Bank chiefs hit back at accusations of profiteering on higher interest rates

By Chris Dorrell

Chief executives from the UK’s four largest lenders today hit back at accusations from MPs that they were too quick to charge customers more interest on their mortgages without offering higher rates on savings accounts.

When asked why interest rates on instant savings accounts remain around one per cent while the Bank of England’s base rate has increased to over four per cent, the bankers retaliated that focusing on instant savings accounts was the wrong approach.

Matt Hammerstein from Barclays said he understood why they attracted attention, but instant savings accounts were an “inappropriate point to focus on”.

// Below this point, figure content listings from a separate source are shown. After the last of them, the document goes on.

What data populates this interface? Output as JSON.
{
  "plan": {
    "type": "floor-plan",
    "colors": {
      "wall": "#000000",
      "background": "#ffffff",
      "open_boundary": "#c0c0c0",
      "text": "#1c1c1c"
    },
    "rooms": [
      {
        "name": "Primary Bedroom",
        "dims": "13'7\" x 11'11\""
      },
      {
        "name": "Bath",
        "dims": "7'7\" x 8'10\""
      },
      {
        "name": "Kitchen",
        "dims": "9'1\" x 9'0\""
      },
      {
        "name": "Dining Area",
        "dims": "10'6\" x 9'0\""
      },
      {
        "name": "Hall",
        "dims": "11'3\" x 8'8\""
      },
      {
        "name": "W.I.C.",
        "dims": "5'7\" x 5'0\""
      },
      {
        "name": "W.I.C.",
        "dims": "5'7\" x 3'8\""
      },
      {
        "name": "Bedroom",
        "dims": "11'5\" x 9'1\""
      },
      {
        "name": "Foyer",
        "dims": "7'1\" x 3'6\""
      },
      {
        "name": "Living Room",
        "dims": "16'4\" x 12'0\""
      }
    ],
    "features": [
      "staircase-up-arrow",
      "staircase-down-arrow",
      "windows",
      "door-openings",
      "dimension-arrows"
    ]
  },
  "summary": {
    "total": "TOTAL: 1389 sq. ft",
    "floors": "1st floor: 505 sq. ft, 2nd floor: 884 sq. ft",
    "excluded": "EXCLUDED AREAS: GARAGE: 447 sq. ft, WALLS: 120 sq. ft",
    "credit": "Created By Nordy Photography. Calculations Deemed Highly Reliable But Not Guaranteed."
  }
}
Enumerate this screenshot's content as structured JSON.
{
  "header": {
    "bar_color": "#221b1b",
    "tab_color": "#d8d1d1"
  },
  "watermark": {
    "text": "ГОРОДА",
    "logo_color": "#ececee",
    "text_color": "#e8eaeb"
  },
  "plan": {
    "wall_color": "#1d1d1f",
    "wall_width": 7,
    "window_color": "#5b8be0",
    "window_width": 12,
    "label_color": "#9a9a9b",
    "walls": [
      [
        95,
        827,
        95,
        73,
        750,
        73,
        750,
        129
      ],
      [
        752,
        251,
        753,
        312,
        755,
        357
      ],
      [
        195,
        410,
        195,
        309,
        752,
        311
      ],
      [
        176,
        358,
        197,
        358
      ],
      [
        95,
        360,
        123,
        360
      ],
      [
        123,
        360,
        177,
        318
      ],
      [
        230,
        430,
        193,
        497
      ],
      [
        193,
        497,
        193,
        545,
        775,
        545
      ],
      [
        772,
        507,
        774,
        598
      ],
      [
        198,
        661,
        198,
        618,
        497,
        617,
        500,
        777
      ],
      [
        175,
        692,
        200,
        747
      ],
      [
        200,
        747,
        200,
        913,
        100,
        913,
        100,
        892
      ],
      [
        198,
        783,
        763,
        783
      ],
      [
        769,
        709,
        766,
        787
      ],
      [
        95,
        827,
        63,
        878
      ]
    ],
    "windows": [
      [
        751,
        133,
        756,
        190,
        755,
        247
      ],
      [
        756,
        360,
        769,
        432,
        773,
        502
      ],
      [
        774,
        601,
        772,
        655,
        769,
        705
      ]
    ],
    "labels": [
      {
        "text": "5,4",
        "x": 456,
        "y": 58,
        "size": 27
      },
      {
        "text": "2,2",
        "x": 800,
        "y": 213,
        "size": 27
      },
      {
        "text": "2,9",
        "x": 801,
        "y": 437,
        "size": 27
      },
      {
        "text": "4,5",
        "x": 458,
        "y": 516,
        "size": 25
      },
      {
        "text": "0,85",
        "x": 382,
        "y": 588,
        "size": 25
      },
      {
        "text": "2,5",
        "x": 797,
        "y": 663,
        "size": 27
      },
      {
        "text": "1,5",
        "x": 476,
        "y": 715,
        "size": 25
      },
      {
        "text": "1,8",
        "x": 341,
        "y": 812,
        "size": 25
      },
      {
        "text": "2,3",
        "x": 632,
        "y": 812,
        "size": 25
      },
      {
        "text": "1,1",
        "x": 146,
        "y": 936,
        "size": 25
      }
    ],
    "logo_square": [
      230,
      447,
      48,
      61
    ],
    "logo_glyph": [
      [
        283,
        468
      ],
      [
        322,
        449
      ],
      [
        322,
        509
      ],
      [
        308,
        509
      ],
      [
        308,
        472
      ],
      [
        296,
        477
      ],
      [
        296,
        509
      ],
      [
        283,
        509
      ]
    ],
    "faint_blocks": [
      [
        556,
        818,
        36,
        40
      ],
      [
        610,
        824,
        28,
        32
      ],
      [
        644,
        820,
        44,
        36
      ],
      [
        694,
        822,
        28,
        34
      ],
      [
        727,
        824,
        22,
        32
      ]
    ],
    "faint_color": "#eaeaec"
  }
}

Barclays have “definitively passed on a base rate increase at five per cent” to its ‘rainy day’ savings account, he said.

HSBC’s Ian Stuart agreed, suggesting that instant access accounts are “gateway products into getting our customers into good savings products.”

“Our digital regular saver, which is paying 5 per cent, is encouraging people to build that savings habit,” said Dame Alison Rose, Natwest’s chief executive. Rose also pointed out that many customers did not have any savings, so offering higher interest rates would not help them in a cost of living crisis.

Charlie Nunn from Lloyds also said saving accounts were not necessarily the most important thing for offering support. “Its about targeting the customers that need support, [who] typically don’t have savings.”

The bankers clarified that increasing mortgage costs were mostly out of banks’ control.

“We don’t manage the rates relative to base rates. 81 per cent are fixed rates, that’s not driven by base rates, its driven by expectations of future base rates,” Hammerstein said. The remaining 19 per cent explicitly track base rates, he noted.

Stuart confirmed “we don’t link our fixed rate mortgages to the base rate.”

Another issue discussed in the committee was branch closures. Over the last few months all of the banks included in the committee announced large scale closures for the coming year.

The bank chiefs defended these decisions while also reaffirming their commitment to a physical presence in the UK.

Stuart said the banks were simply following customer preferences. “98 per cent of our transactions in December… were digital” Stuart noted. “We are absolutely committed to a physical footprint in the UK, but we have to scale that presence properly for the long term.”

Natwest’s Alison Rose said branches “are and continue to be a very important part of our service” but clarified that they were only “one of only many ways” that customers can bank with Natwest.

Nunn also pointed out that all the banks have been increasing their loss provisions in the face of a possible recession. Higher net interest income has helped banks to increase provisions for bad loans.

“We need to make sure we need to make sure we have financial resilience to support customers through a recession,” he said.

All the bankers said that evidence of distress in lending – either through shortfalls or falling into arrears – remained very low, but Stuart did warn that “the headwinds are ahead of us, not behind us”.